A key task for this committee will be monitoring Ireland’s implementation of the UNCRPD. As such, the work of the committee should be guided by the principles which underpin the UNCRPD. One of the most significant of these principles is the direct participation of people with disabilities. Until more people with disabilities are represented in public life, this needs to be core to how this committee, and the Oireachtas, undertakes its work. This participation must also account for the diversity of persons with disabilities, in particular to ensure that the voices of those with intersectional experience of disability, including women, children, older people, Travellers and Roma, LGBT, black and ethnic minority people, are invited, heard and understood.
As the commission previously set out in its evidence to the Special Committee on Covid-19 Response, the pandemic has served to highlight in sharp relief existing weaknesses in the legislative architecture which should underpin the rights of people with disabilities. These gaps are multiple and large, and include the non-commencement and delayed reform of enacted legislation, for example, the Assisted Decision-Making (Capacity) Act 2015 and the Mental Health Act 2001. These delays are incredibly frustrating for people with disabilities, who have fought hard for this legislative change but who continue to experience daily barriers to the realisation of their basic rights in this prolonged phase of inaction. Other outstanding legislation, if enacted, would see the State better equipped to protect the rights of people with disabilities in the future, for example, the inspection of places of detention Bill, which would ratify the Optional Protocol to the Convention against Torture, OPCAT, and establish the national preventative mechanism, and the Disability (Miscellaneous Provisions) Bill, which would formally establish the commission as the independent monitoring mechanism for the UNCRPD. In addition, considerable preparation is required for comprehensive implementation of the Irish Sign Language Act 2017 when it comes into force at the end of 2020. Further significant legislation, such as the Education for Persons with Special Educational Needs Act 2004 and the Disability Act 2005, predate the UNCRPD. A review of this legislation is required to consider what reform is needed in order to bring it up to date and into alignment with the UNCRPD.

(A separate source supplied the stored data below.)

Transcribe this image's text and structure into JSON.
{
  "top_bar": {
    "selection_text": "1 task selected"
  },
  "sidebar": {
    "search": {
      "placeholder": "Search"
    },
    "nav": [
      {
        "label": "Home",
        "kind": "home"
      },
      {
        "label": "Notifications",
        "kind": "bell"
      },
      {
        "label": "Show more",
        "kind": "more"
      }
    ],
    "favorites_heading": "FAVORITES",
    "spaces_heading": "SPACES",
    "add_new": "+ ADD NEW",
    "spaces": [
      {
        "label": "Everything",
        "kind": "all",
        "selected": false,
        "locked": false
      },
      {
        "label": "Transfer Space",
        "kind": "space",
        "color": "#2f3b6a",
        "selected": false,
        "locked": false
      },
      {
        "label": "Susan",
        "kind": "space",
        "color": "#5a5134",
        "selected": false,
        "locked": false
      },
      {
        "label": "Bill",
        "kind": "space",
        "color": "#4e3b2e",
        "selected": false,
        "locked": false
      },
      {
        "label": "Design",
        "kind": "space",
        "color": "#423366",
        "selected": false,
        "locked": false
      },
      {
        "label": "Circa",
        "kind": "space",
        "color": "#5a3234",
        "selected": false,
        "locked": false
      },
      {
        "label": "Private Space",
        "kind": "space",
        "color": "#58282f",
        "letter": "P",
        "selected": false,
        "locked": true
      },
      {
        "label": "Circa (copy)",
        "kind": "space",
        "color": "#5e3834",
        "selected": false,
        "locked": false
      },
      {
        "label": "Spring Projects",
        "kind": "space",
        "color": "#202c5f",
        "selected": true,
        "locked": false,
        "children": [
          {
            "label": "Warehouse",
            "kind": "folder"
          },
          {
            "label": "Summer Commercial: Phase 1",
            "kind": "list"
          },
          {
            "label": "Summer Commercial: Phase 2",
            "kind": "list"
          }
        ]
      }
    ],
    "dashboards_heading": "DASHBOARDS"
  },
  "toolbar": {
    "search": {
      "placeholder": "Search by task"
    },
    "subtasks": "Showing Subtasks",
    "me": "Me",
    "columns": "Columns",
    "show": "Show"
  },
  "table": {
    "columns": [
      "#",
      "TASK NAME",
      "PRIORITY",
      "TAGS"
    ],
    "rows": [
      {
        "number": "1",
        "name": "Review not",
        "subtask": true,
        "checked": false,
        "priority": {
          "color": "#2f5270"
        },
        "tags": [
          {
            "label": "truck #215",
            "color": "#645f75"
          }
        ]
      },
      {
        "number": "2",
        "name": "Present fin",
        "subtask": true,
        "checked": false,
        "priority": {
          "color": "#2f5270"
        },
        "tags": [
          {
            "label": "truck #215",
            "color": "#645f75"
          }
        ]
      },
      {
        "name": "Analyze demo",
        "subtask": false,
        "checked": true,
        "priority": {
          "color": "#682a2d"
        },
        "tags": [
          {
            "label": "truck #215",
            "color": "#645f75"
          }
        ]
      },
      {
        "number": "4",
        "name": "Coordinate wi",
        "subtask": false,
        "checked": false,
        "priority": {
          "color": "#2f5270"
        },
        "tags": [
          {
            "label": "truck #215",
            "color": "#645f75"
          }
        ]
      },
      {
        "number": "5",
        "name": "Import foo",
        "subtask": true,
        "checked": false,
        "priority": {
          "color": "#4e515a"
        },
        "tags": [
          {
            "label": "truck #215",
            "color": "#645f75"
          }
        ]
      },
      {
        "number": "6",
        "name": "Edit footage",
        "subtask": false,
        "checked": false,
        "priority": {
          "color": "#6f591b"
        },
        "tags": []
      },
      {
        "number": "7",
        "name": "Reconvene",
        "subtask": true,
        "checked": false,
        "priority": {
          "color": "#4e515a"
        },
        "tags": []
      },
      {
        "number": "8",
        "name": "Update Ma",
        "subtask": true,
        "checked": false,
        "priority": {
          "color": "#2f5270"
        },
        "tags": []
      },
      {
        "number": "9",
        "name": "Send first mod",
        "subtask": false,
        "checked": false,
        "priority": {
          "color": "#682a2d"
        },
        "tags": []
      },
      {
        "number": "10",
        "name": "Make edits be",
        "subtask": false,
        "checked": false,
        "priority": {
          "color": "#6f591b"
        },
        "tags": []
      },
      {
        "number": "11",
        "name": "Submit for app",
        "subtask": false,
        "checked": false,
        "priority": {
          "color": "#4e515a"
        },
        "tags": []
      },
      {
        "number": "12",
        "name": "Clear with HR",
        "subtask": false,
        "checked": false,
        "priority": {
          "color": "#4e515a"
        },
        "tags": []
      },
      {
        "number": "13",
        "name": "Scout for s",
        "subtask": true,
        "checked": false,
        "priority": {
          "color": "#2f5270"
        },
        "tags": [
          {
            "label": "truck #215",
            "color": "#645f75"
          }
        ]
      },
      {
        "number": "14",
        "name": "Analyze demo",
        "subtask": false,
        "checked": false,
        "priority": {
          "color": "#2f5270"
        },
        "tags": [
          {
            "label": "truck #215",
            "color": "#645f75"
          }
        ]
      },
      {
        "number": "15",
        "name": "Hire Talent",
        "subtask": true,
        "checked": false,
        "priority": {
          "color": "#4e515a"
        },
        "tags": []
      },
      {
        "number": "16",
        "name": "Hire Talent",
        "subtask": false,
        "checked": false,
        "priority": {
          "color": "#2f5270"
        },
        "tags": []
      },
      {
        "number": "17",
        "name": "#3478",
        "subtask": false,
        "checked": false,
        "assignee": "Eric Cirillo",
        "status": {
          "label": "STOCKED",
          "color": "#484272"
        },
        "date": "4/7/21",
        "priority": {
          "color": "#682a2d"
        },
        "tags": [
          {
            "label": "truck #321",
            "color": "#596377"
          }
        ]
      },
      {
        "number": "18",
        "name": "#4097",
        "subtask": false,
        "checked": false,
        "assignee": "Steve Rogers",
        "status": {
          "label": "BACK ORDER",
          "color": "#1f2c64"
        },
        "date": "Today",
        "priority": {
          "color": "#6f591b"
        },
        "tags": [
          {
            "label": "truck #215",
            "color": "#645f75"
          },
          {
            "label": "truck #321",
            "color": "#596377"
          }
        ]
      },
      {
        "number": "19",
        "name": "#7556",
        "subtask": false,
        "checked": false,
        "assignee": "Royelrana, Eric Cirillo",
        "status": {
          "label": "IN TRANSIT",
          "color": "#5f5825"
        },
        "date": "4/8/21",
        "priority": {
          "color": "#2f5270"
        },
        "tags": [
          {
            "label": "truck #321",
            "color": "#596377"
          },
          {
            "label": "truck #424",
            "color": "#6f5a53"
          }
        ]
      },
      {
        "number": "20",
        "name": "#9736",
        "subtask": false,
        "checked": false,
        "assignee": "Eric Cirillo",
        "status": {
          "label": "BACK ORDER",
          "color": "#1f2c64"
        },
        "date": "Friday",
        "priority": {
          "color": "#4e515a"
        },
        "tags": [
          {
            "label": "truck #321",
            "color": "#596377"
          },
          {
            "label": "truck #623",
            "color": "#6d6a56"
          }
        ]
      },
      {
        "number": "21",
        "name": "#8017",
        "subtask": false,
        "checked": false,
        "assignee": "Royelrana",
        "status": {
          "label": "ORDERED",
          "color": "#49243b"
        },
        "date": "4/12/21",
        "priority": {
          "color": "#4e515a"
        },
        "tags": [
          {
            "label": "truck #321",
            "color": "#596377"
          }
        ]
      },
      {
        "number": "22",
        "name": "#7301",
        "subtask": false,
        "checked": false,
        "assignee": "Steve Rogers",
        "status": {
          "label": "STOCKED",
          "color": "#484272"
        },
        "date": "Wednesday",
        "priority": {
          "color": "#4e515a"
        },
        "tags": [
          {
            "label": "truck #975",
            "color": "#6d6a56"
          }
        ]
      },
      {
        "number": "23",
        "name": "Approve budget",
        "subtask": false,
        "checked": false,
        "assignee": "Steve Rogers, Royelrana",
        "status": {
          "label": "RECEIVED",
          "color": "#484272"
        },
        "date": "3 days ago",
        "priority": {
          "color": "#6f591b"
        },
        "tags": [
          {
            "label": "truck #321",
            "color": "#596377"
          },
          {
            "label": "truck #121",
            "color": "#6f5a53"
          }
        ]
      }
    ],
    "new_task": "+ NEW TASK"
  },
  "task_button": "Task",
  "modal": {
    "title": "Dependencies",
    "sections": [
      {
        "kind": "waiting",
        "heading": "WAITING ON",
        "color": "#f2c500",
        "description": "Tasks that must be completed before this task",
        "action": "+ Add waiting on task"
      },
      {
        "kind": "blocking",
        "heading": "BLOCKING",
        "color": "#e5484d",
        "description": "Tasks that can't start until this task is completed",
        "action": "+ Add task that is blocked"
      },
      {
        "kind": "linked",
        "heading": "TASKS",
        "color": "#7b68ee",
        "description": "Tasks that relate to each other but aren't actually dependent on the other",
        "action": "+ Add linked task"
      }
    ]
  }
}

Allied to this is the need to assess the adequacy and effectiveness of the State’s newly-established consultation and participation network and other participation mechanisms. As previously mentioned, in the absence of people with disabilities being adequately represented in national and local government, the establishment of a permanent participation mechanism that effectively realises the State’s obligations under Article 4(3) of the UNCRPD on an ongoing basis is critical.
The pandemic has raised the threat for many people with disabilities of being reinstitutionalised in their own homes. The rights-based approach enshrined in the UNCRPD is the antithesis of the old medical or charitable models of disability. Now, more than ever, it is important to maintain that focus and not to drift backwards. In this context, I want to raise the commission’s concerns regarding the diminished access to many services for people with disabilities since the onset of the pandemic. On my point about rights being universal, this exceptional moment we find ourselves in cannot mean that the rights of people with disabilities to participate in society, and to simply live their lives, are postponed indefinitely.
I described the UN convention as groundbreaking and it really is. I wish the committee every success in its work towards the full and unqualified implementation of the UN convention, including the optional protocol. We, as the Irish Human Rights and Equality Commission, stand ready to assist in any way we can. To make Ireland a disability-friendly country, this is not the only work that is needed. Those among us who have disabilities experience daily stigma and discrimination, often benign but no less harmful. These attitudinal issues make it impossible to enjoy full participation in the economic, social, political and cultural life to which all Irish citizens should have access. The UN convention is a huge step on this journey towards an Ireland where all people, with or without a disability, can flourish equally.